Miguel de Cervantes Saavedra
This statue might be the most intriguing of the ones I snapped, showing Don Quixote and Sancho Panza kneeling before just the head and ruffled collar of Miguel de Cervantes. The two men are characters in Cervantes’s masterpiece Don Quixote, which is considered the first modern European novel, written in the eary 1600s. Quixote recruits Panza in his quest to revive chivalry. Cervantes’s work has been so influential on the development of the Spanish language that the language is often referred to as la lengua de Cervantes.
Ulysses S. Grant
The S stands for nothing! It’s a common elementary classroom fun fact – except that there’s a little more to it. While Grant was actually born Hiram Ulysses Grant, he took the new moniker after enrolling at West Point. He was nominated by his local congressman, who confused Grant’s name and included his mother’s maiden name, Simpson. The mix-up led Grant to be nominated as Ulysses S. Grant, with the S being for Simpson. Grant himself would claim that the S did indeed stand for nothing, but it did have a specific origin, through his West Point enrollment.
Grant was the son of a tanner, which caused him to despise the sight and smell of blood. Despite this, he went on to become a successful general in the Civil War, but he always made sure to char his meat for his meals between battles. Even a little blood dripping from his steak would cause his stomach to turn and induce migraines from the memories of the smells and sights.

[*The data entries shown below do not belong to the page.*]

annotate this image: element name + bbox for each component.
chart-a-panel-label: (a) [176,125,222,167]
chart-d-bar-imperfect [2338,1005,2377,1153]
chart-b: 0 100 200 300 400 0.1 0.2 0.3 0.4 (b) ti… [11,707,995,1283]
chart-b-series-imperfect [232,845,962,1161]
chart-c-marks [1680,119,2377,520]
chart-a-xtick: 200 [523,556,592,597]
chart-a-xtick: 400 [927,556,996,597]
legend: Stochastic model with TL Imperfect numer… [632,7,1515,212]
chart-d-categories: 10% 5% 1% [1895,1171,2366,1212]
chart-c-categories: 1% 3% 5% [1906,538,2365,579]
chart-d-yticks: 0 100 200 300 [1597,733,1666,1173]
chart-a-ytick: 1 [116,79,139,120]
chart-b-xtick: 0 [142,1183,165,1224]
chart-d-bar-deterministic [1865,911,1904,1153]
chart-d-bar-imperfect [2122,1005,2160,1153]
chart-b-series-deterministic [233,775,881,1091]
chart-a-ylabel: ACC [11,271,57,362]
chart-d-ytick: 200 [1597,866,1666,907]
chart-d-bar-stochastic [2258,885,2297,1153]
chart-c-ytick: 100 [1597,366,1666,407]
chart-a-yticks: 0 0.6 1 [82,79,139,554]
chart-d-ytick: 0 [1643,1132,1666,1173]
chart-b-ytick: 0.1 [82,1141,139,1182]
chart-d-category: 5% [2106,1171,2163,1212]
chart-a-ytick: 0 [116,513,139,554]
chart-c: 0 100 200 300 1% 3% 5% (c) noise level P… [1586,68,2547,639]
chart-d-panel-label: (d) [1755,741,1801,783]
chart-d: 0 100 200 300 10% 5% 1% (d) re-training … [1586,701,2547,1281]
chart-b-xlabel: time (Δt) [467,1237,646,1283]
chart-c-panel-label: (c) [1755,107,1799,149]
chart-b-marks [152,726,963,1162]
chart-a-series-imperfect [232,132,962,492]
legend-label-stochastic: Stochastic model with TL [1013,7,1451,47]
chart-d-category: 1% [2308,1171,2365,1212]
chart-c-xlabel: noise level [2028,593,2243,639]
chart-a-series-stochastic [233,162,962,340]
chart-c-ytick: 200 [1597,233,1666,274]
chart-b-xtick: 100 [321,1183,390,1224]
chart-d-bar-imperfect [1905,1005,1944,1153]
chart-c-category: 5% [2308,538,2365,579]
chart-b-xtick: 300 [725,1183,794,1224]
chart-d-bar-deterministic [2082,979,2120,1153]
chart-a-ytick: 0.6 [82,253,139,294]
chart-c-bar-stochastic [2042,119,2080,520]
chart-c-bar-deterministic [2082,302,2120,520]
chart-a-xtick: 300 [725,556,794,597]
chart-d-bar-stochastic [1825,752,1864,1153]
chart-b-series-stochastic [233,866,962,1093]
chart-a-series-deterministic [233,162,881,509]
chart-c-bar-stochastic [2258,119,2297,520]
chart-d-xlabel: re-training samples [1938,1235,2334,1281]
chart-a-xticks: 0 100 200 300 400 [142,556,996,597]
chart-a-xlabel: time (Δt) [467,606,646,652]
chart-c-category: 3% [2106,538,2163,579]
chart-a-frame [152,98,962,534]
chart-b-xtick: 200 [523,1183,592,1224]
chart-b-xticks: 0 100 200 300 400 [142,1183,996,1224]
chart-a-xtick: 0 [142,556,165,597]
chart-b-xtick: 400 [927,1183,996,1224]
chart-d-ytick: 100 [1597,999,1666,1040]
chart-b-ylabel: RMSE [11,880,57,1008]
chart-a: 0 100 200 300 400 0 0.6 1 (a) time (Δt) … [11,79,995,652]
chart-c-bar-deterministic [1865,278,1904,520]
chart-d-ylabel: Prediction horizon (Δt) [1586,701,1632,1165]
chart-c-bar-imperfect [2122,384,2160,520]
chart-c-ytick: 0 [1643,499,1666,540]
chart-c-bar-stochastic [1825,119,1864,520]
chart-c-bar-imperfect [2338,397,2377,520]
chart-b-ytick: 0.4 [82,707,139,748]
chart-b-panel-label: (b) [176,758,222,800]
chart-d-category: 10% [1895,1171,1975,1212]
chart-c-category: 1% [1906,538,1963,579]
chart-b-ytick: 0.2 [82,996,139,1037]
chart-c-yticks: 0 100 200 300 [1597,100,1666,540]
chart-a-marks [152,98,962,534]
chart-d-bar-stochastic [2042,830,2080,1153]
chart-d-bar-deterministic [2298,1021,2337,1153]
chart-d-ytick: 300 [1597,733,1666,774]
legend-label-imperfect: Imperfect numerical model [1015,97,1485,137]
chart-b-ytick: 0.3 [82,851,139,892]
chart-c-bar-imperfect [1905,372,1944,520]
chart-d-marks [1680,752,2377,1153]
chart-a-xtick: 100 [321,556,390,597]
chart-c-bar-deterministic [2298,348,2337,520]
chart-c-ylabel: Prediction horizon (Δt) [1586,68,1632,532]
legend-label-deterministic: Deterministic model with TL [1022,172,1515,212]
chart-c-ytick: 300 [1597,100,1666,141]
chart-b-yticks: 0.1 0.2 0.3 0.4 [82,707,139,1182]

”Robert Emmet,” reads the engraving, “Irish Patriot”. Emmet was only 25 years old when he was executed for treason by the British, but in his short lifetime, he managed to gain a reputation as an orator and rebel leader. He planned an uprising in 1803, which was hurried and unsuccessful. The uprising took a terrible turn when communications between allied factions failed and additional support never came. The Irish uprising never took place; instead, there was a small street riot that resulted in a few brutal deaths. Emmet fled the scene but was eventually captured and hanged.
Francis Scott Key
Like chess pieces, the statues in Golden Gate Park have slid from tile-to-tile throughout the park. The Francis Scott Key Monument, for example, has been in three different sites since it was first added to the collection of statues. Francis Scott Key is most famous for writing the lyrics to the United States national anthem, The Star-Spangled Banner. One of the first musical renditions of Key’s lyrical masterpiece was sung to the tune of To Anacreon in Heaven, which was the official song of an 18th century gentleman’s club. Hence, The Star- Spangled Banner is sometimes referred to as an English drinking song. The Golden Gate Park proudly displays its patriotism, with the Key Monument easily being the largest statue that I saw in the park.
Most likely, I wasn’t able to find all of the statues. I hope to be back at some point and maybe spend some more time in the park looking at statues and learning interesting facts.